Disguise and changing identity are two of the most striking themes in the collection. Here we have a collector who presents himself as a general who has commanded the manoeuvres of the ever-changing reality of the collection, and now stands at the head of his army and allows it to converse, break down, and rebuild itself.
In short, we are faced with a living collection that comes to life. The quality of the Molinario collection also lies in its dual nature: a solid, coherent structure, rooted in precise cultural references, and a thematic fluidity that enables images to engage in dialogue, forming new and ever-changing connections. Cinema is among its essential components, with references to Stanley Kubrick and Beauty and the Beast by Jean Cocteau, for instance.
There is therefore a coherent and strong, yet also germinative, structure that goes hand in hand with the character of the collector and his continuous ability to grow, be reborn, increase and produce, almost suspended between neurosis and Fordian production.
As in a Warburgian atlas, the works respond to one another through submerged meanders, guided by a collective and personal unconsciousness. The therapeutic process of collecting is suspended between re-emerging from the abyss and perfectly learning its lesson, which becomes a reference point: the risk and vertigo of the abyss.
However, as we have seen, a new development has emerged that connects the collector-performer with his collection, considered as a form of performance.
This project reaches its natural conclusion—or perhaps its ultimate expansion—in the Casa Museo. Conceived as a circular space, it is a “cave-womb” in which the collection comes to life and the collector becomes the protagonist. Here, the works are performed as well as exhibited. The ancient sculptures near the walls become sentinels that engage in dialogue with the collection and protect it. The photographs come to life, as in Cocteau’s Beauty and the Beast.
All collections are a projection of the collector’s subconscious. Here, however, the collector acts and interacts with his own collection, taking on different roles. “I also play with my life partner,” explains Ettore, who can dress up with confidence and ease, managing to embody a female figure, as his desire to dress up and change his appearance stems from a long time ago.

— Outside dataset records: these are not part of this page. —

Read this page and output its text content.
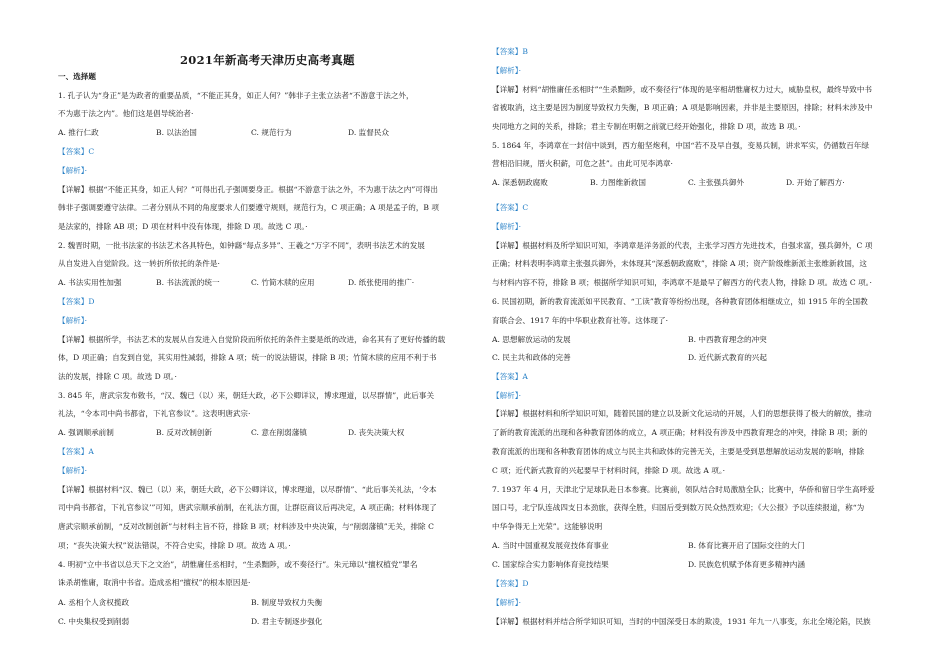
2021年新高考天津历史高考真题
一、选择题
1. 孔子认为“身正”是为政者的重要品质，“不能正其身，如正人何？”韩非子主张立法者“不游意于法之外，
不为惠于法之内”。他们这是倡导统治者·
A. 推行仁政	B. 以法治国	C. 规范行为	D. 监督民众
【答案】C
【解析】·
【详解】根据“不能正其身，如正人何？”可得出孔子强调要身正。根据“不游意于法之外，不为惠于法之内”可得出
韩非子强调要遵守法律。二者分别从不同的角度要求人们要遵守规则，规范行为，C 项正确；A 项是孟子的，B 项
是法家的，排除 AB 项；D 项在材料中没有体现，排除 D 项。故选 C 项。·
2. 魏晋时期，一批书法家的书法艺术各具特色，如钟繇“每点多异”、王羲之“万字不同”，表明书法艺术的发展
从自发进入自觉阶段。这一转折所依托的条件是·
A. 书法实用性加强	B. 书法流派的统一	C. 竹简木牍的应用	D. 纸张使用的推广·
【答案】D
【解析】·
【详解】根据所学，书法艺术的发展从自发进入自觉阶段而所依托的条件主要是纸的改进，命名其有了更好传播的载
体，D 项正确；自发到自觉，其实用性减弱，排除 A 项；统一的说法错误，排除 B 项；竹简木牍的应用不利于书
法的发展，排除 C 项。故选 D 项。·
3. 845 年，唐武宗发布敕书，“汉、魏已（以）来，朝廷大政，必下公卿详议，博求理道，以尽群情”，此后事关
礼法，“令本司中尚书都省，下礼官参议”。这表明唐武宗·
A. 强调顺承前制	B. 反对改制创新	C. 意在削弱藩镇	D. 丧失决策大权
【答案】A
【解析】·
【详解】根据材料“汉、魏已（以）来，朝廷大政，必下公卿详议，博求理道，以尽群情”、“此后事关礼法，‘令本
司中尚书都省，下礼官参议’”可知，唐武宗顺承前制，在礼法方面，让群臣商议后再决定，A 项正确；材料体现了
唐武宗顺承前制，“反对改制创新”与材料主旨不符，排除 B 项；材料涉及中央决策，与“削弱藩镇”无关，排除 C
项；“丧失决策大权”说法错误，不符合史实，排除 D 项。故选 A 项。·
4. 明初“立中书省以总天下之文治”，胡惟庸任丞相时，“生杀黜陟，或不奏径行”。朱元璋以“擅权植党”罪名
诛杀胡惟庸，取消中书省。造成丞相“擅权”的根本原因是·
A. 丞相个人贪权揽政	B. 制度导致权力失衡
C. 中央集权受到削弱	D. 君主专制逐步强化
【答案】B
【解析】·
【详解】材料“胡惟庸任丞相时”“生杀黜陟，或不奏径行”体现的是宰相胡惟庸权力过大，威胁皇权，最终导致中书
省被取消，这主要是因为制度导致权力失衡，B 项正确；A 项是影响因素，并非是主要原因，排除；材料未涉及中
央同地方之间的关系，排除；君主专制在明朝之前就已经开始强化，排除 D 项，故选 B 项。·
5. 1864 年，李鸿章在一封信中谈到，西方船坚炮利，中国“若不及早自强，变易兵制，讲求军实，仍循数百年绿
营相沿旧规，厝火积薪，可危之甚”。由此可见李鸿章·
A. 深悉朝政腐败	B. 力图维新救国	C. 主张强兵御外	D. 开始了解西方·
【答案】C
【解析】·
【详解】根据材料及所学知识可知，李鸿章是洋务派的代表，主张学习西方先进技术，自强求富，强兵御外，C 项
正确；材料表明李鸿章主张强兵御外，未体现其“深悉朝政腐败”，排除 A 项；资产阶级维新派主张维新救国，这
与材料内容不符，排除 B 项；根据所学知识可知，李鸿章不是最早了解西方的代表人物，排除 D 项。故选 C 项。·
6. 民国初期，新的教育流派如平民教育、“工读”教育等纷纷出现，各种教育团体相继成立，如 1915 年的全国教
育联合会、1917 年的中华职业教育社等。这体现了·
A. 思想解放运动的发展	B. 中西教育理念的冲突
C. 民主共和政体的完善	D. 近代新式教育的兴起
【答案】A
【解析】·
【详解】根据材料和所学知识可知，随着民国的建立以及新文化运动的开展，人们的思想获得了极大的解放，推动
了新的教育流派的出现和各种教育团体的成立，A 项正确；材料没有涉及中西教育理念的冲突，排除 B 项；新的
教育流派的出现和各种教育团体的成立与民主共和政体的完善无关，主要是受到思想解放运动发展的影响，排除
C 项；近代新式教育的兴起要早于材料时间，排除 D 项。故选 A 项。·
7. 1937 年 4 月，天津北宁足球队赴日本参赛。比赛前，领队结合时局激励全队；比赛中，华侨和留日学生高呼爱
国口号，北宁队连战四支日本劲旅，获得全胜，归国后受到数万民众热烈欢迎；《大公报》予以连续报道，称“为
中华争得无上光荣”。这能够说明
A. 当时中国重视发展竞技体育事业	B. 体育比赛开启了国际交往的大门
C. 国家综合实力影响体育竞技结果	D. 民族危机赋予体育更多精神内涵
【答案】D
【解析】·
【详解】根据材料并结合所学知识可知，当时的中国深受日本的欺凌，1931 年九一八事变，东北全境沦陷，民族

The theme of photography is identity. Ettore is absolutely certain of himself. He is a man who, on this occasion, presents himself as a woman, and he has a great ability to embody profound femininity. The moment of transformation is therefore a climax of tension; the transformation is always reversible, in line with his ever-changing collection. The game of seduction, which usually involves two people, is instead resolved within himself, an ego capable of containing everything.
In this endless quest, another pillar of the collection is the resolute pursuit of beauty. This beauty is not escapism, but a path to the self. Beauty as a necessity and salvation, and photography as a process and a mirror of a constantly evolving identity. A collection can be so much more than a series of images: it can be an act of courage, an exploration of the self and an ongoing performance.